そして次の日から、新たな訓練が始まった。
「次は、飛行術を教えよう。飛行と言っても空を飛べるわけじゃないぞ。風に乗ってジャンプするんだが、問題は着地だ。これをマスターしておかないと大怪我をしてしまうからな」
源爺の指示で、二人は、高さ五メートルの崖の上からジャンプする訓練が始まった。ジャンプして風に乗って、ゆっくり降りる、着地の練習である。

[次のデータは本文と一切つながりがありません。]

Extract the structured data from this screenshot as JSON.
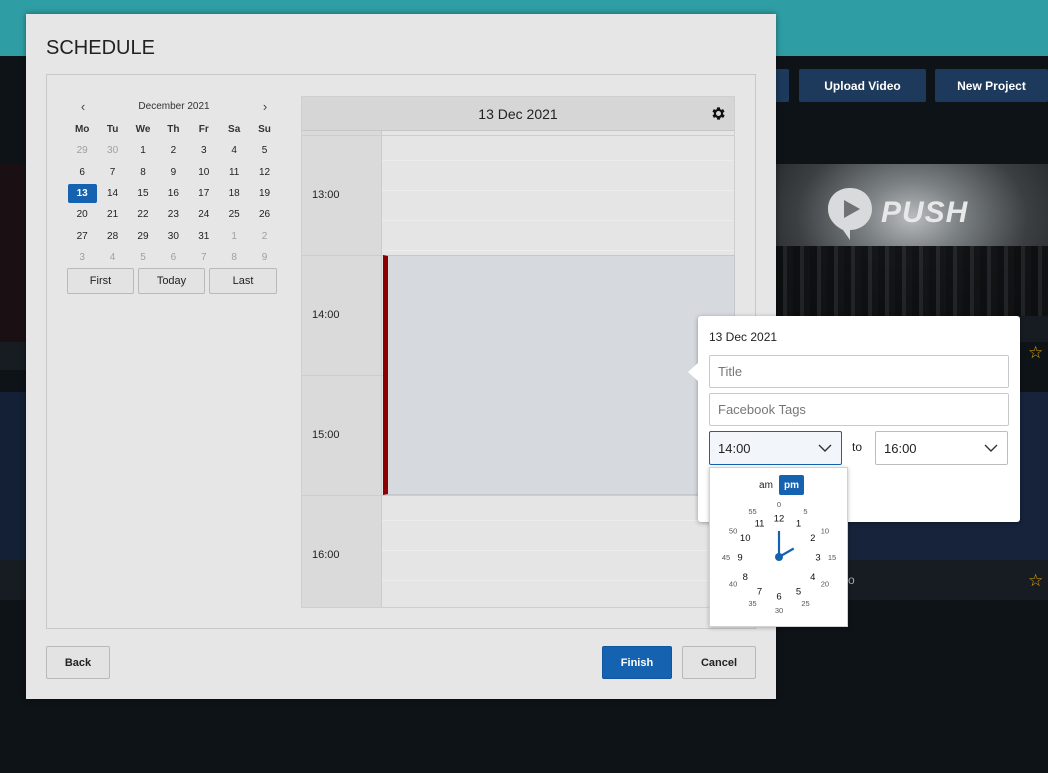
{
  "background": {
    "upload_video": "Upload Video",
    "new_project": "New Project",
    "push_brand": "PUSH",
    "partial_card_text": "o"
  },
  "modal": {
    "title": "SCHEDULE",
    "back": "Back",
    "finish": "Finish",
    "cancel": "Cancel"
  },
  "calendar": {
    "prev": "‹",
    "next": "›",
    "month": "December 2021",
    "weekdays": [
      "Mo",
      "Tu",
      "We",
      "Th",
      "Fr",
      "Sa",
      "Su"
    ],
    "weeks": [
      [
        "29",
        "30",
        "1",
        "2",
        "3",
        "4",
        "5"
      ],
      [
        "6",
        "7",
        "8",
        "9",
        "10",
        "11",
        "12"
      ],
      [
        "13",
        "14",
        "15",
        "16",
        "17",
        "18",
        "19"
      ],
      [
        "20",
        "21",
        "22",
        "23",
        "24",
        "25",
        "26"
      ],
      [
        "27",
        "28",
        "29",
        "30",
        "31",
        "1",
        "2"
      ],
      [
        "3",
        "4",
        "5",
        "6",
        "7",
        "8",
        "9"
      ]
    ],
    "selected": "13",
    "buttons": {
      "first": "First",
      "today": "Today",
      "last": "Last"
    }
  },
  "day_view": {
    "date": "13 Dec 2021",
    "hours": [
      "13:00",
      "14:00",
      "15:00",
      "16:00"
    ],
    "event_color": "#8b0000"
  },
  "popover": {
    "date": "13 Dec 2021",
    "title_placeholder": "Title",
    "tags_placeholder": "Facebook Tags",
    "start_time": "14:00",
    "to": "to",
    "end_time": "16:00"
  },
  "clock": {
    "am": "am",
    "pm": "pm",
    "hours": [
      "12",
      "1",
      "2",
      "3",
      "4",
      "5",
      "6",
      "7",
      "8",
      "9",
      "10",
      "11"
    ],
    "minutes": [
      "0",
      "5",
      "10",
      "15",
      "20",
      "25",
      "30",
      "35",
      "40",
      "45",
      "50",
      "55"
    ],
    "selected_hour": 2
  },
  "colors": {
    "accent": "#1462b0",
    "topbar": "#2e9ea4",
    "star": "#e2a400"
  }
}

下は深い川なので怪我をする事は無かったが、動きながら風を動かす技は、一段ランクが上がり、座して精神集中する事とは訳が違った。
神一と真王は、代わる代わる石の上からジャンプしたが、普通に水面にドボンと落ちて、引力を証明するだけだった。夏の事で、外から見れば水遊びのようにも見えたが、二人の顔は真剣だった。
着地寸前に上昇気流を起こし、自分の身体を浮かせる訓練を重ねるうち、彼らは、体勢を崩しながらも、着水前に身体がふわっと浮くようになった。今度も真王が一日早かった。 そして、夏休みが終わる頃には、数十メートル自力で浮き上がり、降下して、ゆっくり着地する事が出来るまでになっていた。
二人の成長の速さに、源爺も舌を巻いた。
「数カ月で、ここまで出来るとは大したもんだ。最後に、風の無いところで、風を使う訓練がある。これを習得すれば、いつでもどこでも風を使うことが出来る。その為には、風を作りだす訓練が必要だ。
それから、最終段階になると、大気を動かして、雨や雷を操ることが出来るが、それはまた次の話だ。お前たちの力はまだまだ未熟だ。今後とも修練を怠るんじゃないぞ」
頷く幼い二人の逞しい顔が、夕日に照らされて赤く染まった。この時、二人は修行の果てに何があるのか、又、自分達がやろうとしている事は何なのかもよく分かっていなかった。